Tutorial on working with Flumo

Flumo and Liquache are wonderful mediums which can be used by doll artists that would like to create dolls but do not have a kiln or for those that do not want to spend hours sculpting a polymer clay doll in order to to perfect their costuming techniques.  Well if you belong to either of these categories, then Flumo and Liquache may be just what you are looking for. 

I have prepared a tutorial with step by step pictures of the entire pouring, un-molding and cleanup process.  Although this tutorial was prepared using Flumo, the procedure is the same for Liquache and if there is any difference, I will point it out at the relevant stage.

Getting started:

Before you get started, you will need the following:

1.    A few old towels

2.    A bowl to drain your molds in. (An old plastic one will do)

3.    A container with a spout, which you can pour your Flumo or Liquache from.

4.    An old spoon or stick for stirring in paint and mixing your medium thoroughly.

You will also need to open up and carefully clean your molds with a soft brush as illustrated below.  After you are done, band them tightly together.  

 

Paints used:

Liquache is a grayish white in colour, Flumo comes in white and also in pre-coloured skin tones.  I prefer using white because I like to mix my own skin tones, and the subtle variation that creeps into the various batches makes each doll unique.  Although one can use regular craft acrylic paint, I prefer using Jo Sonja's Acrylic Gouache in Provincial Beige, Fawn, Skin Tone Base and Burnt Sienna.  Although I use very little of the Skin Tone Base shade, it is good for keeping on hand in case one mixes a colour which is too dark or a shade which you later want to lighten. Jo Sonja's paints can be found at http://www.jerrysartarama.com/discount-art-supplies/online/1357/art-supplies/4

Now please remember that both Flumo and Liquache lighten as they dry.  But Liquache lightens considerably. For Flumo an iced-coffee (coffee mixed with milk) shade would work.  You can see the colour my slip is in the following picture. For Liquache you would need to go a few shades darker, experimenting by letting a drop of it dry to see if you like the shade.
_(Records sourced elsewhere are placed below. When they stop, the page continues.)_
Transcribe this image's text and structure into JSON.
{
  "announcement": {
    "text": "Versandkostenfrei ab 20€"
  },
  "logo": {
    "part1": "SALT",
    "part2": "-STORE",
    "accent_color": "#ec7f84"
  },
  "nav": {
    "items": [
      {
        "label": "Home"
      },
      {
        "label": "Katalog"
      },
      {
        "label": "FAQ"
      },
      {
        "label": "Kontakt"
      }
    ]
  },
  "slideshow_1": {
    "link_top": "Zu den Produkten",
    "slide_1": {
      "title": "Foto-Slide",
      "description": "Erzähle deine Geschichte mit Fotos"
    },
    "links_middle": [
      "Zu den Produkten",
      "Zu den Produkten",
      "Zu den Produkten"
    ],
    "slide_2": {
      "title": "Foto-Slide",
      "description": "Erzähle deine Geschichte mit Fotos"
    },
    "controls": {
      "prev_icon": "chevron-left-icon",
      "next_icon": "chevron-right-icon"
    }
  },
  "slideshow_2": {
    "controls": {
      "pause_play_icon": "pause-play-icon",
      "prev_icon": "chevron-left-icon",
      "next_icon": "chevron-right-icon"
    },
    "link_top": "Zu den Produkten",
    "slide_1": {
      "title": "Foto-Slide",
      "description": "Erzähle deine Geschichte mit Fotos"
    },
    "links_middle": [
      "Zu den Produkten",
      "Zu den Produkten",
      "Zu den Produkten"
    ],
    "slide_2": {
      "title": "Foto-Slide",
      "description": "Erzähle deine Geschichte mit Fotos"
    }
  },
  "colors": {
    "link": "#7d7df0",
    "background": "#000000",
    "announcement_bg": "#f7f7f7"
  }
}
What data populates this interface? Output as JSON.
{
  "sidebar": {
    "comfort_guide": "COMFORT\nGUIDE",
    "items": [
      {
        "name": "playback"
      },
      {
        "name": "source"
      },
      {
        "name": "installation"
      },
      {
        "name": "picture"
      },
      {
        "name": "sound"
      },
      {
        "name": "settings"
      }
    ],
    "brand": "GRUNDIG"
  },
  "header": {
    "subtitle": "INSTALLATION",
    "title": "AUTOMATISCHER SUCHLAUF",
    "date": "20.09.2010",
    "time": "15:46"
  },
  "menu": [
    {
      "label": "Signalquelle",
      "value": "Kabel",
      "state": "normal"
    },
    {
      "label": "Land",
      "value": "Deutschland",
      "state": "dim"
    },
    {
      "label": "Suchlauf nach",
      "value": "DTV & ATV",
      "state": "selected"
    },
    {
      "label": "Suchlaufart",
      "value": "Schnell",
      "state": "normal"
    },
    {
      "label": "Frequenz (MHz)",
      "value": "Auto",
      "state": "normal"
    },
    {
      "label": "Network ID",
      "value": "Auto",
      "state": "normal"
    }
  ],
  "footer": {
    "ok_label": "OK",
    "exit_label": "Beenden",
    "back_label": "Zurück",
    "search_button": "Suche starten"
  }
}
Now, get out your mixing bows, spoon and Flumo or Liquache as the case may be.  A couple of heaped tablespoons of either medium should suffice for one doll, but I usually mix batches of colour which take me through a few dolls at least.  Although it is recommended one use distilled water, I get by with ordinary tap water, (but I should mention that where I live, ordinary tap water is well water) so perhaps you may be better off using the distilled water as recommended.  Basically what you need to do is get the Flumo/Liquache, paints and water mixed thoroughly, the colour being one you can be happy with and the consistency being that of thick milk. No doubt several air bubbles will have crept into the mixture, so leave it for a while to settle.  In the case of Flumo, I find straining the slip a great help in getting rid of air-bubbles. I tried straining Liquache, but got a bit of a pulpy mass in the strainer, so either you can use a strainer with slightly larger holes or dispense with it altogether.  You can also blow on the bubbles to pop them as they start to rise to the surface of the mixture.  Once you are bubble-free and have a smooth, well blended, pourable mixture, pour it into your container and stir it carefully a few times to ensure it is thoroughly mixed.  Now you can begin to pour your molds.

Pouring your molds:

Pouring must be done confidently and in one continuous stream and right up to the top of the pour hole.  Pouring slowly but NOT in fits and starts works well.  It is said that pouring in fits and starts results in rings showing up in your work, but I've managed to do this correctly and so will you!!  It's not rocket science *grins*.

Once your molds have been poured right to the top, leave them to one side to settle for a few minutes.  During this process you will notice that the Flumo/Liquache slip gets sucked into the center of the mold, leaving a wall all around.  This is clear in the molds in the following picture.

When the wall is approximately 1 or 2 mm in thickness, (for my climatic conditions, this takes about 5 to 10 minutes) it's time to drain the molds.

 

Draining your molds:

Draining is a lot like pouring, but in the reverse.  As long as you drain slowly and don't make any sudden movements you should be fine.  Start by slowly tilting your mold over your mixing bowl, gradually increasing the angle as you proceed.  The following pictures illustrate this:

Once your molds have been drained thoroughly, keep them aside for a minute or two.  You will know your molds have drained, if your casting seems hollow.  Sometimes, in the case of narrow sections like arms, drainage does not occur easily.  If this happens, with your mold tipped over, insert a small thin straw into the pour hole (be careful not to touch the slip) and gently blow, thereby displacing any blockages and allowing the slip to smoothly flow out.  Now is a good time to play "Kill the Bubbles", a little game I've devised to make draining entertaining.  Basically when your slip drains out, you will get a few bubbles in the mixing bowl, I try to kill those by trying to drain the slip over those bubbles.  Try it, it's fun!!         

NOTE:  The amount of time one has to wait before draining a mold depends largely on your climatic conditions.  So wall thickness is the best gauge for you.